Vlade Divac, serbo, nonché leader del gruppo insieme al croato ed amico del cuore Drazen Petrovic, gli prende la bandiera e la getta a terra perché vuole celebrare la vittoria sportiva senza rimostranze politiche dell’una o dell’altra parte.
Il gesto non passa inosservato a Zagabria. Drazen e Vlade non saranno più amici sino a quando Divac non si riconcilierà con la famiglia di Petrovic, nel frattempo tragicamente scomparso.

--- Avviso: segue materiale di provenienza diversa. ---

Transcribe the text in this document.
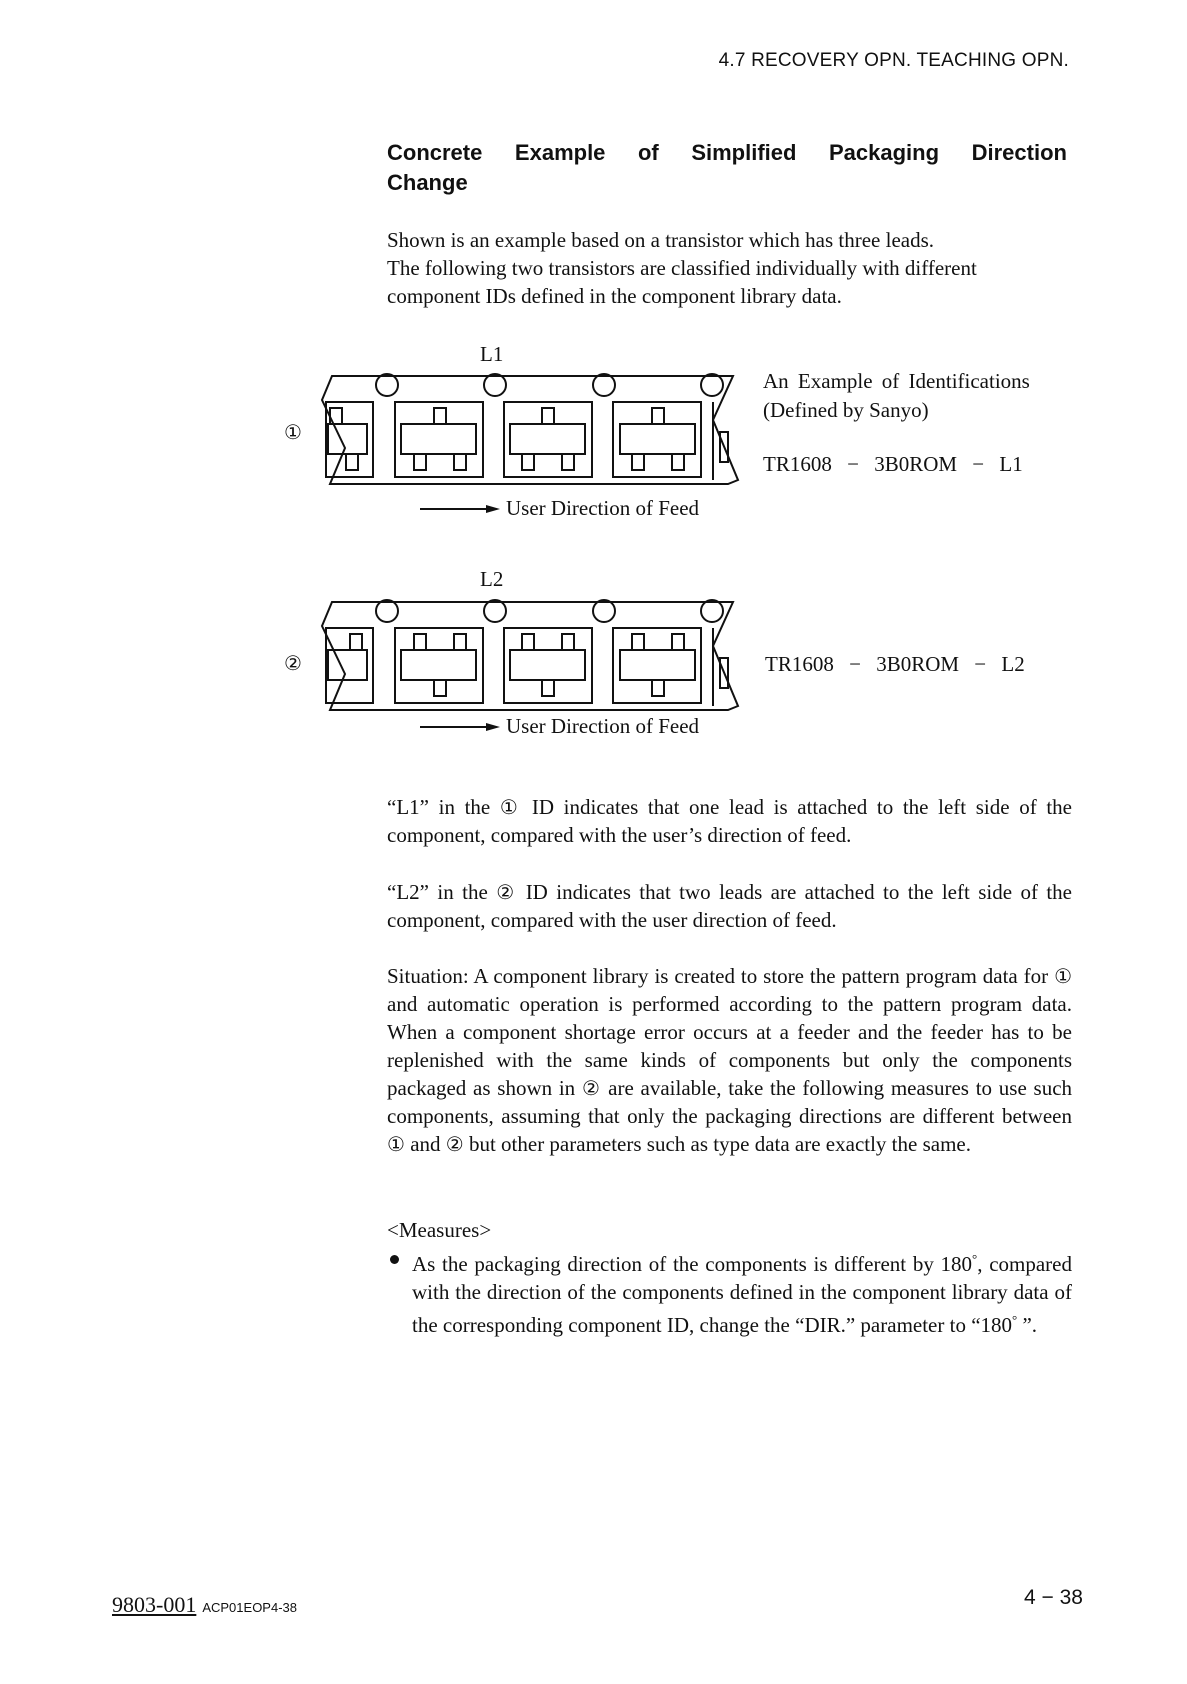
4.7 RECOVERY OPN. TEACHING OPN.
Concrete Example of Simplified Packaging Direction
Change
Shown is an example based on a transistor which has three leads.
The following two transistors are classified individually with different component IDs defined in the component library data.
L1
①
User Direction of Feed
An Example of Identifications
(Defined by Sanyo)
TR1608 − 3B0ROM − L1
L2
②
User Direction of Feed
TR1608 − 3B0ROM − L2
“L1” in the ① ID indicates that one lead is attached to the left side of the component, compared with the user’s direction of feed.
“L2” in the ② ID indicates that two leads are attached to the left side of the component, compared with the user direction of feed.
Situation: A component library is created to store the pattern program data for ① and automatic operation is performed according to the pattern program data. When a component shortage error occurs at a feeder and the feeder has to be replenished with the same kinds of components but only the components packaged as shown in ② are available, take the following measures to use such components, assuming that only the packaging directions are different between ① and ② but other parameters such as type data are exactly the same.
<Measures>
As the packaging direction of the components is different by 180°, compared with the direction of the components defined in the component library data of the corresponding component ID, change the “DIR.” parameter to “180° ”.
9803-001 ACP01EOP4-38	4 − 38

Ma questa è un’altra storia.
O forse no.
Nota dell’autore
Questo piccolo omaggio al calcio balcanico è dedicato a Diego, Brunello, Luca, Mario e Francesco, compagni di visione sugli spalti dello stadio “Bentegodi” di Verona in occasione dell’ultima grande recita della nazionale degli artisti. Durante quell’ “estate italiana” non eravamo consapevoli di ciò che al di là dell’Adriatico sarebbe accaduto. Essere testimoni di una cosa ultima permette di conservare il ricordo nella maniera migliore.
6 risposte
Pezzo meraviglioso. Perfetto oserei dire. C’è tutto. Storia e cultura perché questo è il calcio.
Grazie Nino,
in realtà siamo lontani dalla perfezione. La passione di sicuro ce la mettiamo. Il calcio balcanico è qualcosa di particolarmente specifico e, come tale, insidioso ma, se analizzato in profondità, in grado di fornire spunti interesanti. Lo stesso dicasi per l’ex Jugoslavia.
Avremo modo di riprendere l’argomento.
Alessio
Bel pezzo intriso di calcio e cultura!!!!
Grazie Matteo.
Gran bel pezzo, congratulazioni!
Ciao Antonio,grazie da parte di Alessio e mia!